In order for a relationship to run smoothly, partners need to function as a team while still maintaining their distinct identities.

It's a delicate balancing act many couples struggle to master.

As I've stressed in recent posts, both individuals have to pull their own weight.

If the same person is left doing all the chores every week -- whether it's cooking dinner, tending to the dogs, or doing the laundry -- while the other goes off to carouse with friends, how long do you think it will be before the former feels aggrieved?

Chores should be divided evenly so that both parties can free up time for themselves, whether it's to go to the movies together or catch up with their buddies. (There are always exceptions, of course, as when couples agree that one will stay at home taking care of the children and the household duties.)

When a couple adopts a team mentality, they essentially leave selfishness at the door. They make concessions for one another and, rather than jockey for position, strive to compromise in order to arrive at decisions that benefit both of them.

If "give and receive" isn't in a partner's vocabulary, they're sure to have a rude awakening.

Relationships in which only one person is invested -- whether physically, emotionally, or financially -- don't last very long. Love, time, kindness, hard work, loyalty, compassion, and communication should all be reciprocated.

However, there are those couples who go the other extreme and do virtually everything together.

They're attached at the hip, consulting one another before making even the smallest decisions. Even worse, they espouse each other's views and attitudes without necessarily agreeing with them, and take up one another's hobbies just to please each other.

You shouldn't become so passive and accommodating that you give up the things you love for the other person, your identities seemingly merging into one.

Partners enhance each other's lives by bringing new things to the table. You might not share your husband's love of bonds or birds, but you can still learn a few things from him nonetheless.

Never should we shed our uniqueness to become a mirror image of our partner. At the end of the day, we are still two distinct people with disparate personalities, quirks, and goals.

Such attributes should complement each other so that each person adds value to the relationship in some way.

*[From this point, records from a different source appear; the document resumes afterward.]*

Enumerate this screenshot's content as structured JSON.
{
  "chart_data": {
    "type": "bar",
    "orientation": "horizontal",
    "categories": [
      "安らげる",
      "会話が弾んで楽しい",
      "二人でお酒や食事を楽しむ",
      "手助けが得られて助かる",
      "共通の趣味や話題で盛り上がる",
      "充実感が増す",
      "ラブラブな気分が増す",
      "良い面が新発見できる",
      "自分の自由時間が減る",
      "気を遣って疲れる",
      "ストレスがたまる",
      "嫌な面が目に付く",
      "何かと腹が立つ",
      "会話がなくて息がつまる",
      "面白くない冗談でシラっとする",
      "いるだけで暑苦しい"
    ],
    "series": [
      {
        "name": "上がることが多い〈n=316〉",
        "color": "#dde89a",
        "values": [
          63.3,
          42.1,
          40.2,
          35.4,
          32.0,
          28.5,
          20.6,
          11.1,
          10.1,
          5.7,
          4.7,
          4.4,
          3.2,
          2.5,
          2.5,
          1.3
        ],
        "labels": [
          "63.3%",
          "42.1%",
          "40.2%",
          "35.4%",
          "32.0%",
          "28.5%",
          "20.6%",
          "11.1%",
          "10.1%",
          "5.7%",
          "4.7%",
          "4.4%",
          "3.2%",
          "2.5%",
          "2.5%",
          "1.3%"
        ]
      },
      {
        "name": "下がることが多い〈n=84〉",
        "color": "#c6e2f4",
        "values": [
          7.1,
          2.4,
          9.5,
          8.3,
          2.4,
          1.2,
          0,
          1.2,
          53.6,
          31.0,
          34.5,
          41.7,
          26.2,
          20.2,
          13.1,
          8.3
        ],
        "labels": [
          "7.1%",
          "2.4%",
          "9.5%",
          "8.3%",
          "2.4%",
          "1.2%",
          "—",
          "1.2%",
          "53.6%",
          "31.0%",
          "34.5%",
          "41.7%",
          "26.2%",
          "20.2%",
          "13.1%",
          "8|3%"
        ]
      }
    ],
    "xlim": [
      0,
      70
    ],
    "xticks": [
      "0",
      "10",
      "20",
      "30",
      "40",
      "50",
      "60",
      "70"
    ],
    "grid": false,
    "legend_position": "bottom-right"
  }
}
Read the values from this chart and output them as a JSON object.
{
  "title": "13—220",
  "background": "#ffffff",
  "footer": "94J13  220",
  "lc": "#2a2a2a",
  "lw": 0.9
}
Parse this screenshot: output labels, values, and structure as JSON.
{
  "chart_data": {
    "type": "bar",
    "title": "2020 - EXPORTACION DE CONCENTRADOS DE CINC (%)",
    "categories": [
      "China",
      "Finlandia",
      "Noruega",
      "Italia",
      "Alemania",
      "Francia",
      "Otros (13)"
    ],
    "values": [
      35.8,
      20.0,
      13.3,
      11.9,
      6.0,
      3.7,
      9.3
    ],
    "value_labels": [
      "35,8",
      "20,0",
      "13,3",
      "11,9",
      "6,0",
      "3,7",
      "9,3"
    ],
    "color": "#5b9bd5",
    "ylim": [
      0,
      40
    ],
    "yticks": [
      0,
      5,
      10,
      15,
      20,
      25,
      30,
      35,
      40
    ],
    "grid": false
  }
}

For example, I am not a handy person by any means, but my wife is quite adroit at assembling stuff. At the same time, she is very forgetful while I possess an almost photographic memory.

But if the two of you are aiming to be exactly alike, it's much more difficult for one's strengths to offset the other's weaknesses.

Spending time apart every once in a while so that you can each connect with friends and relatives and focus on your separate pursuits is good for the relationship. It certainly gives you more to talk about when you're home together.

In sum, relationships require that partners strike a healthy balance between making a comparable investment of time and energy in the relationship, and continuing to cultivate the very things that make them two unique individuals.